On voit bien que la protection des droits suppose aussi d'avoir une approche différente d'une approche classique, c'est-à-dire d'avoir une approche par "stress test", par scénario, mais se mettre d'accord aussi sur un agenda commun. Pour ça, et je finirai par là, il faut une nouvelle gouvernance internationale de l'intelligence artificielle. Le grand risque, c'est qu'il y ait des gouvernances régionales et qu'on ait une fragmentation de la conversation et des préférences, parce qu'elle créerait une forme de disparité qui viendrait obérer nos capacités à investir et innover ensemble et ça créerait des préférences collectives très différentes.
Alors même que si on veut être efficace, il faut bâtir un vrai socle international commun. Je crois que cette nouvelle gouvernance internationale, dont on a proposé les fondements avec ce partenariat mondial pour l'intelligence artificielle, elle repose autour du triptyque sciences, solutions et standard. Science, d'abord, très clairement, il faut chercher en permanence à bâtir ensemble un consensus scientifique robuste.
Là-dessus, je veux rendre hommage au travail confié au groupe d'experts dirigé Yoshua Bengio dont les résultats définitifs arriveront en février. Les résultats provisoires ont déjà été rendus et fondés ce qui permet d'avoir une vue panoramique des risques et des opportunités. Je crois que c'est important que ce soit scientifiquement basé, fondé, éventuellement, qu'il puisse y avoir une discussion ou des désaccords et que ce soit pas l'objet d'un débat ou de billets politiques.

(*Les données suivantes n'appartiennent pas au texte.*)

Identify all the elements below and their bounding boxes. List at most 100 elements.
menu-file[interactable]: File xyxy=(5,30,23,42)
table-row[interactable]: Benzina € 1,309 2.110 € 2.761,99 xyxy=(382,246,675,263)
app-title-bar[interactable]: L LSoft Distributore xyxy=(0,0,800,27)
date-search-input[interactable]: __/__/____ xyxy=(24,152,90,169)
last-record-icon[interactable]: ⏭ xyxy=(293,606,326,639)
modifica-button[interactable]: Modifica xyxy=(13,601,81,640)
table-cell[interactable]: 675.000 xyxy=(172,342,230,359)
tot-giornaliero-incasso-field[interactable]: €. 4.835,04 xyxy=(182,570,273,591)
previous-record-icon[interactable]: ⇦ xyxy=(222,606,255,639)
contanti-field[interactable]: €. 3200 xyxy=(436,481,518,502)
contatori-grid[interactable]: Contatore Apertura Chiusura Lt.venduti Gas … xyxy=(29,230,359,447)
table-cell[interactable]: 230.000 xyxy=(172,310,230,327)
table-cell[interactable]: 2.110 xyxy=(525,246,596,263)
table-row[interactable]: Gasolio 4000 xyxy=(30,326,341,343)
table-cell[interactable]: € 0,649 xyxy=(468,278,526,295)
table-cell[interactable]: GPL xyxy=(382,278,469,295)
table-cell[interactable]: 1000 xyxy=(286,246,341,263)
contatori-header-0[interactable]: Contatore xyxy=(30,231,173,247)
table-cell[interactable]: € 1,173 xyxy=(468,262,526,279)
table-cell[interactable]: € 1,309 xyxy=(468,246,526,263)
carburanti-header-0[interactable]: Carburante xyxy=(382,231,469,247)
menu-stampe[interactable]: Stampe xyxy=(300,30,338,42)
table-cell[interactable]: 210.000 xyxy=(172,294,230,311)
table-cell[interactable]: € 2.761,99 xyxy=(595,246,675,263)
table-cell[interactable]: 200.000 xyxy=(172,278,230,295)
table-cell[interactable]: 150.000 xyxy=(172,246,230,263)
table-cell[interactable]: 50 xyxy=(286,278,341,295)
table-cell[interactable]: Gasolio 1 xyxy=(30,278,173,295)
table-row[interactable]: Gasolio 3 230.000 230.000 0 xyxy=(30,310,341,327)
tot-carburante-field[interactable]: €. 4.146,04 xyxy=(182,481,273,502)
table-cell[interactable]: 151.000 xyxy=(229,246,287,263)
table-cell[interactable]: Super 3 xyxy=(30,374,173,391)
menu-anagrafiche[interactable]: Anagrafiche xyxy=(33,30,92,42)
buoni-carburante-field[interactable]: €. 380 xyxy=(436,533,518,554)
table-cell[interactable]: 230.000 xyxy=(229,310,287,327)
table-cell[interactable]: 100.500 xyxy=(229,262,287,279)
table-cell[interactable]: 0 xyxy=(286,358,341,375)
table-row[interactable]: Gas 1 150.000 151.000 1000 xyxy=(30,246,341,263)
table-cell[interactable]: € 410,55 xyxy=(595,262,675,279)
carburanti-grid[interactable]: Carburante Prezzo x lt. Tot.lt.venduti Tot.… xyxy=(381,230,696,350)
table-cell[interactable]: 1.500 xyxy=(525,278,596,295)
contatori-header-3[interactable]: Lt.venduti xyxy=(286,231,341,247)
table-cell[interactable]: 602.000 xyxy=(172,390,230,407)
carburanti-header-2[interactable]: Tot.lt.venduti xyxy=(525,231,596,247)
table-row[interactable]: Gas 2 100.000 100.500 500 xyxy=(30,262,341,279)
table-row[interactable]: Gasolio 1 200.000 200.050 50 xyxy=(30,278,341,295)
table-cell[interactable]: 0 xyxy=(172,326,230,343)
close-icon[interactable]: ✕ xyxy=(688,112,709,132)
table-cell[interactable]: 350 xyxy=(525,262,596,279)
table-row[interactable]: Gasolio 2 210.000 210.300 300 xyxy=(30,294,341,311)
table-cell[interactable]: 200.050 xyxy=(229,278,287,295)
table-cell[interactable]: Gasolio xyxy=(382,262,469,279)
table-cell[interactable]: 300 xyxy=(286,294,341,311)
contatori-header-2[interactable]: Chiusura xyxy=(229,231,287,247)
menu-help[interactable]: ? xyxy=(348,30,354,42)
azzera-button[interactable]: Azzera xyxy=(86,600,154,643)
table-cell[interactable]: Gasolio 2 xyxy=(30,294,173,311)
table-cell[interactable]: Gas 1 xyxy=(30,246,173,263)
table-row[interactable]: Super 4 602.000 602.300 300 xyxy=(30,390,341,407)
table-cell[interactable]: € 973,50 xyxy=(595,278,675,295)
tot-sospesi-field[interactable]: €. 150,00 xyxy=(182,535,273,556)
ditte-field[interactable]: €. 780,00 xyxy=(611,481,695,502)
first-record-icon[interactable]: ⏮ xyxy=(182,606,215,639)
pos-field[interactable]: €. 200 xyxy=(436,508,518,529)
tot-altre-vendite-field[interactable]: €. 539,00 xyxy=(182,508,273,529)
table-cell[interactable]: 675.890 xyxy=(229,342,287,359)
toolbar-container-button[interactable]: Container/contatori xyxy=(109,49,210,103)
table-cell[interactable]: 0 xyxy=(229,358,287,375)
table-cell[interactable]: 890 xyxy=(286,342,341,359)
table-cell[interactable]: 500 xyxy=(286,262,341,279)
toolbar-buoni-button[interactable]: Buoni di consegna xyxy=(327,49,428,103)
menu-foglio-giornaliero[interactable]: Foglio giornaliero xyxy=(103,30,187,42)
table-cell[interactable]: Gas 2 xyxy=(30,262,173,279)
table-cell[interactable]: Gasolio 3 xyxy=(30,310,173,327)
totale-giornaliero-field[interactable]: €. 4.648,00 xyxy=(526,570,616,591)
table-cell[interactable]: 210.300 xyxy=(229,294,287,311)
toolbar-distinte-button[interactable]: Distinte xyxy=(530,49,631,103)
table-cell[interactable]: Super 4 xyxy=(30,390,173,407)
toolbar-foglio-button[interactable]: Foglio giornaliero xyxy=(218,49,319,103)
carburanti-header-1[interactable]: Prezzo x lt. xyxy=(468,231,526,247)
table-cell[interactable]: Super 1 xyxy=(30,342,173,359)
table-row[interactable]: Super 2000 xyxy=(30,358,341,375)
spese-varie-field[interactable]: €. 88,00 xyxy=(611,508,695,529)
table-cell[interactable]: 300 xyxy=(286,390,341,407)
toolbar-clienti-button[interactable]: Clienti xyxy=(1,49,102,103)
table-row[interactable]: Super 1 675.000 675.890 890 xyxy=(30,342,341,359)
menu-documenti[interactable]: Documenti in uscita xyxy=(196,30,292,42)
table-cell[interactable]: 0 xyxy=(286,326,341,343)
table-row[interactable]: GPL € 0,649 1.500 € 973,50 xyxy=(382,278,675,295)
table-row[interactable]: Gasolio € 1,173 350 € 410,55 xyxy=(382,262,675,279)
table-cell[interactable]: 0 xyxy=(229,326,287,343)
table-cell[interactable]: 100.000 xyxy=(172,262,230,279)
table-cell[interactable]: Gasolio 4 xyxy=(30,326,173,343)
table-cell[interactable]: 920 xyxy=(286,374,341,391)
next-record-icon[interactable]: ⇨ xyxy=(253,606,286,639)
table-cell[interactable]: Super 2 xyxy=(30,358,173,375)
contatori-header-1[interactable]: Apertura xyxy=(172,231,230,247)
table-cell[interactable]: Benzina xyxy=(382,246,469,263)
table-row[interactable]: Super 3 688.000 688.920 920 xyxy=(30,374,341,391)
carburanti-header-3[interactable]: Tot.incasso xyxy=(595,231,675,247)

Deuxième élément pour la gouvernance mondiale, c'est de pouvoir unir nos forces pour créer des solutions techniques ouvertes à tous et permettant ainsi d'auditer les modèles, de déterminer les bons standards d'évaluation de risques, d'évaluer l'impact environnemental. Je pense essentiel que nos différents instituts d'évaluation des modèles d'IA puissent partager leurs résultats, notamment avec les pays qui sont autant concernés par les enjeux, mais qui ne sont pas aujourd'hui dotés des mêmes capacités d'analyse et les entreprises doivent aussi contribuer. Mais je pense que c'est très important d'avoir ces solutions techniques ouvertes à tous, sinon il n'y aura pas de vraie gouvernance commune.
Enfin, ce sont des standards, des normes internationales de l'IA qu'il nous faut bâtir pour avoir des règles communes et compatibles qui ne créent pas de distorsion entre les espaces, de surcoût pour les entreprises. C'est aussi pour ça que je crois beaucoup à la capacité qu'on aura de tenir tous les espaces géographiques et toutes les grandes puissances technologiques et économiques de la planète. Il ne faut pas que la gouvernance mondiale se fasse en excluant tel ou tel.
Il faut vraiment éviter une fragmentation des cadres réglementaires qui ne profiterait vraiment à personne. Voilà, ces 3 objectifs, science, solution, standard, sont au cœur du projet de relance du partenariat mondial pour l'intelligence artificielle. Et on en fait tous partie aux côtés de grands partenaires comme l'Inde, le Brésil, le Sénégal, une trentaine de pays au total nous ont rejoins.
C'est une nouvelle étape qui s'ouvre. C'est autour de ces principes qu'on va bâtir et mener ce travail en vue de février prochain. J'ai épuisé le temps qui m'était imparti, je ne veux pas être plus long.
L'objectif était vraiment de remercier les collègues et dirigeants d'entreprises, contributeurs qui se sont exprimés aujourd'hui et d'essayer ainsi de donner à grands traits les principaux objectifs pour le sommet de février prochain. Merci beaucoup.